Mas esse primeiro inverno foi tão frio que "todas as fontes congelaram". Para aquecer o coração, havia grande variedade de drinques, como o calvados, o kirsch e o rum Saint James. Um único copo de vinho ou um café filtre dava direito a um freguês a se sentar pelo tempo que bem quisesse para contemplar as fileiras de garrafas exóticas - Amer Picon, Noilly Prat, Dubonnet, Byrrh - e, para um escritor, o próprio exotismo dos fregueses no interior de um bistrô iluminado cujas paredes e mesas e comptoir de zinco fundiam-se numa colagem de Braque. Mais tarde, Hemingway datilografaria numa Corona portátil que Hadley lhe deu de aniversário, as histórias que ele andara escrevendo a mão nos cadernos azuis de escola.

A princípio ele hesitou em usar as generosas cartas de apresentação de Sherwood Anderson para Ezra Pound, Gertrude Stein e Sylvia Beach. A srta. Beach recebeu a dela bem mais tarde, depois de Hemingway ter descoberto a Shakespeare and Company e se apresentado por conta própria. A livraria era aquecida e tinha bom estoque de livros que a pobreza de Hemingway não lhe permitia comprar, mas que ele soube, feliz, que poderia pegar emprestados. Acostumou-se a chamar Sylvia Beach de 'madame Shakespeare' e sob este nome escreveu para ela na rue de l'Odeon, 12. Havia uma foto de Sherwood Anderson entre as que figuravam na galeria particular dos amigos literários da srta. Beach, mas Hemingway não a informou de sua amizade com Anderson nem lhe mostrou de início a carta escrita por este; só muito depois de ter se tornado o 'melhor freguês' da Shakespeare and Company foi que entregou a Sylvia Beach, e ainda assim timidamente, a apresentação que trouxera. Hemingway começou então a procurar Gertrude Stein e escreveu para Anderson:

"Gertrude Stein e eu somos como irmãos."

Impressionou-se e ao mesmo tempo divertiu-se com sua descoberta de Ezra Pound, que nessa época estava aprendendo a tocar fagote e fazia seus próprios móveis, toscos mas úteis, de madeira de caixotes. "Pound ficou com seis poemas meus... ele acha que eu sou um poeta e tanto. " o jovem autor jogava tênis e lutava boxe com Pound, e sentava-se aos pés da srta. Stein - absorvendo então como um perfeito estudante as lições que poderia aplicar com mais proveito à próprio busca solitária.
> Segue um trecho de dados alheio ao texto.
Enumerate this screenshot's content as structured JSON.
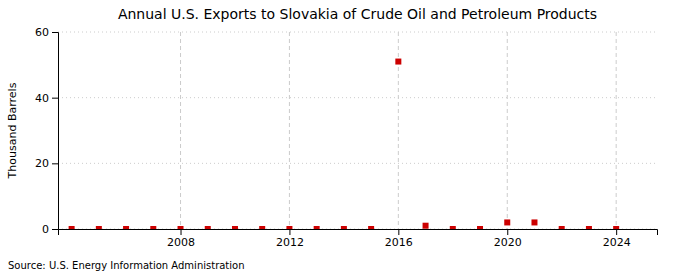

Como estudante, aceitou conselhos e críticas dessas duas fontes originais - pelo menos durante as afinidades literárias do início, "quando as flores da amizade se abriam", sem as complicações das sangrentas rixas do final da década - mas foi bastante sábio para manter distância, em cantos neutros, seus dois preceptores nas artes.

Para aliviar-se da dura disciplina dos contínuos esforços literários, o jovem Hemingway lutava boxe ou assistia a competições esportivas em Auteuil ou no velódromo de Paris. Outra fuga das pressões criadoras, numa cidade feita para isso, era andar. Hemingway descobriu partes de Paris que os habitués do Dôme, da Coupole e da Rotonde nunca sairiam de suas cadeiras de vime para visitar: os ringues de boxe ao ar livre de Ménilmontant e o restaurante á beira-rio Chez Robinson, com mesas aninhadas sob as árvores ao longo do curso superior do Sena. Durante as incursões exploratórias pela cidade, o escritor ia acumulando os momentos, privados e públicos, nos quais poderia basear-se: um inventário de detalhes eficazes que dessem dimensão à sua ficção. Ao acaso, fez amigos entre corredores de bicicleta, que pedalavam toda a semana, e pescadores grisalhos dos cais da Île de la Cité, que dependiam dos minúsculos goujons que pegavam para suplementar as aposentadorias drasticamente reduzidas pela queda do franco. Hemingway foi parceiro de luta de boxeadores profissionais, amigo dos garçons dos cafés, confidente de prostitutas. Ao longo dos amplos bulevares ou intrometendo-se por estranhos becos sem saída, o jovem peso-pesado ia palmilhando a esmo a cidade que mais amava, seu domínio pessoal.